When they rode horses, they did the actual work of a cowboy.
After milking the cows, ranchers would open the pasture gates and let them out onto the street. The kids would then ride horseback and herd the cows to a community pasture about a mile below town. They would get there in the morning and stay until around 4 p.m.
“Then we would have the day to just have fun, go around and ride the horses or do whatever we wanted to do,” Gibbs said.
As Gibbs grew up, his passion for horseback riding and ranching never faded.
In 1956, Gibbs was hired as a ranch hand on the Green Ranch in Montana. The young couple left Blackfoot with $1,500 and all of their possessions in a pickup truck and car, as well as an old milk cow in a horse trailer.
After working there for seven years, Gibbs had the opportunity to begin leasing the Green Ranch, which he gladly took up. He was able to manage a herd of 250 cows. Then in 1972, he was able to buy the Mountain View Ranch.
Gibbs and Lucille were able to achieve their dream and become real ranchers.
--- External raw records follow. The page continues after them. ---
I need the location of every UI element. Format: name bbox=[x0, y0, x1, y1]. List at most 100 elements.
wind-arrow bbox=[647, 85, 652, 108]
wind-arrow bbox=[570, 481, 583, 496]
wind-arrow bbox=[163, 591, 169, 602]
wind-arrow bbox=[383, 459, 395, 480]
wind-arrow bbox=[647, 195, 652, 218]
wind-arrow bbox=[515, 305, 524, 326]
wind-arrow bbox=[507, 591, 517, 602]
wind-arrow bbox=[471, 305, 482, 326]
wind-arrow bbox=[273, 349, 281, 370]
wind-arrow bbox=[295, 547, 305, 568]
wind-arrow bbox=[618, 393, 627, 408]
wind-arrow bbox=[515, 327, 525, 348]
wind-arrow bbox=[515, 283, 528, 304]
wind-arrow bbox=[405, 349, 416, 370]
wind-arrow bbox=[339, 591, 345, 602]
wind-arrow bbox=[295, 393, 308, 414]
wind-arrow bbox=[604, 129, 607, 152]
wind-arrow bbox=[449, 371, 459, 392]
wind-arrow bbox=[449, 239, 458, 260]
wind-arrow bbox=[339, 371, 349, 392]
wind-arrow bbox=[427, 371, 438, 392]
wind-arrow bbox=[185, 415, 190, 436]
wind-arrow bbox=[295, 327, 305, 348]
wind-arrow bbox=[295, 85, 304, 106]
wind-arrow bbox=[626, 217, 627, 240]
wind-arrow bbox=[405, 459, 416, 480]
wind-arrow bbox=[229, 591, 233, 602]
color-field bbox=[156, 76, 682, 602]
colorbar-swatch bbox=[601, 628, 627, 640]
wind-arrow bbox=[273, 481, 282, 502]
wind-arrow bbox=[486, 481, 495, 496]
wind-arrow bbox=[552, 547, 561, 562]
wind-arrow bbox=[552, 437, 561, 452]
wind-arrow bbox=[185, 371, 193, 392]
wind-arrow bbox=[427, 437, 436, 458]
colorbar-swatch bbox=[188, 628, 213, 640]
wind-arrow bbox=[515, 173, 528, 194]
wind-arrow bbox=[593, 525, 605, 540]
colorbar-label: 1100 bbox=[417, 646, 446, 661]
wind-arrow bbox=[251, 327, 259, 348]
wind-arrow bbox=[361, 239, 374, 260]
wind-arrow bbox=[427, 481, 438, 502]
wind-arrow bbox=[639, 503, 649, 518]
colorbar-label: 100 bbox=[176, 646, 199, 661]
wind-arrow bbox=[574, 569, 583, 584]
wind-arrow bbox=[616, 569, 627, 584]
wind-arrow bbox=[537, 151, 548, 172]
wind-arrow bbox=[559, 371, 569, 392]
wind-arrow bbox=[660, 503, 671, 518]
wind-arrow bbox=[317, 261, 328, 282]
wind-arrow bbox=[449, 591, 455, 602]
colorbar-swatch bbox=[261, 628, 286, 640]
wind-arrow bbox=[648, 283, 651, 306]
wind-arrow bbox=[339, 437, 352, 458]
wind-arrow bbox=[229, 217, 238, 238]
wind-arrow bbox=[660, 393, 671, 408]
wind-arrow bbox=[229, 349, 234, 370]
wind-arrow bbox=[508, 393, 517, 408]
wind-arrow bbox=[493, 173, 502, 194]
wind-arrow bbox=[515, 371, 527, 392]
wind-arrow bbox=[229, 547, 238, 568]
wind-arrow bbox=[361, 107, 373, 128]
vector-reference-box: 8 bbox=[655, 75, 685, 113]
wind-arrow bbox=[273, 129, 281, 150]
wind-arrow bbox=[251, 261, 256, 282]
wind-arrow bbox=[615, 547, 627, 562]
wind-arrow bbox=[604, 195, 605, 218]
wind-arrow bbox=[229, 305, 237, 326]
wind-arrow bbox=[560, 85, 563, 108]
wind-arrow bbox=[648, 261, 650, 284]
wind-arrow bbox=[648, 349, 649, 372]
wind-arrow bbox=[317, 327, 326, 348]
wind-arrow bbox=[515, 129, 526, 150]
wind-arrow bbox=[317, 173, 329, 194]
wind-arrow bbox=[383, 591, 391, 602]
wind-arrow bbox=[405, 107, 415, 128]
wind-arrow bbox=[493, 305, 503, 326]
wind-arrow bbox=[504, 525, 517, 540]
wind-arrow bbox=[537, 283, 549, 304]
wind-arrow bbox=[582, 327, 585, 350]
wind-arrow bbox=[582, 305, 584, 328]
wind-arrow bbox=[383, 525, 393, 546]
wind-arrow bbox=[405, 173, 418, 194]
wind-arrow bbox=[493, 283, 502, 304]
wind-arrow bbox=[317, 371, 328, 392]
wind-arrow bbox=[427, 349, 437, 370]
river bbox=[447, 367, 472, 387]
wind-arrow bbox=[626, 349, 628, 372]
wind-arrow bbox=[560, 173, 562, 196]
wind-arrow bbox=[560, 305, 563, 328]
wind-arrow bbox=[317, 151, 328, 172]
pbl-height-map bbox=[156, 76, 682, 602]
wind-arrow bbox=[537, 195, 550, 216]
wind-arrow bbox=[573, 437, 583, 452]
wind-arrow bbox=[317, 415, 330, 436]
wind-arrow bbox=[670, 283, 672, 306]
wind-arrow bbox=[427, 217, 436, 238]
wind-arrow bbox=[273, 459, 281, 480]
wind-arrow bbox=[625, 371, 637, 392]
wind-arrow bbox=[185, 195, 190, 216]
Unfortunately, Lucille wasn’t able to enjoy the accomplishment for as long as Durl. Thirteen years later, she passed away from cancer.
“My wife was my life,” Gibbs said. “I don’t know how many women would come up here to fulfill a dream.”
These days, his life looks quite a bit different then it used to. He passed on the Mountain View Ranch to his daughter and her husband. He also hasn’t been able to ride horses since he was 90.
Although he hasn’t been able to ride horses for eight years, Gibbs remains a cowboy to this day.
“That’s all I’ve ever done,” he said. “Once a cowboy, always a cowboy.”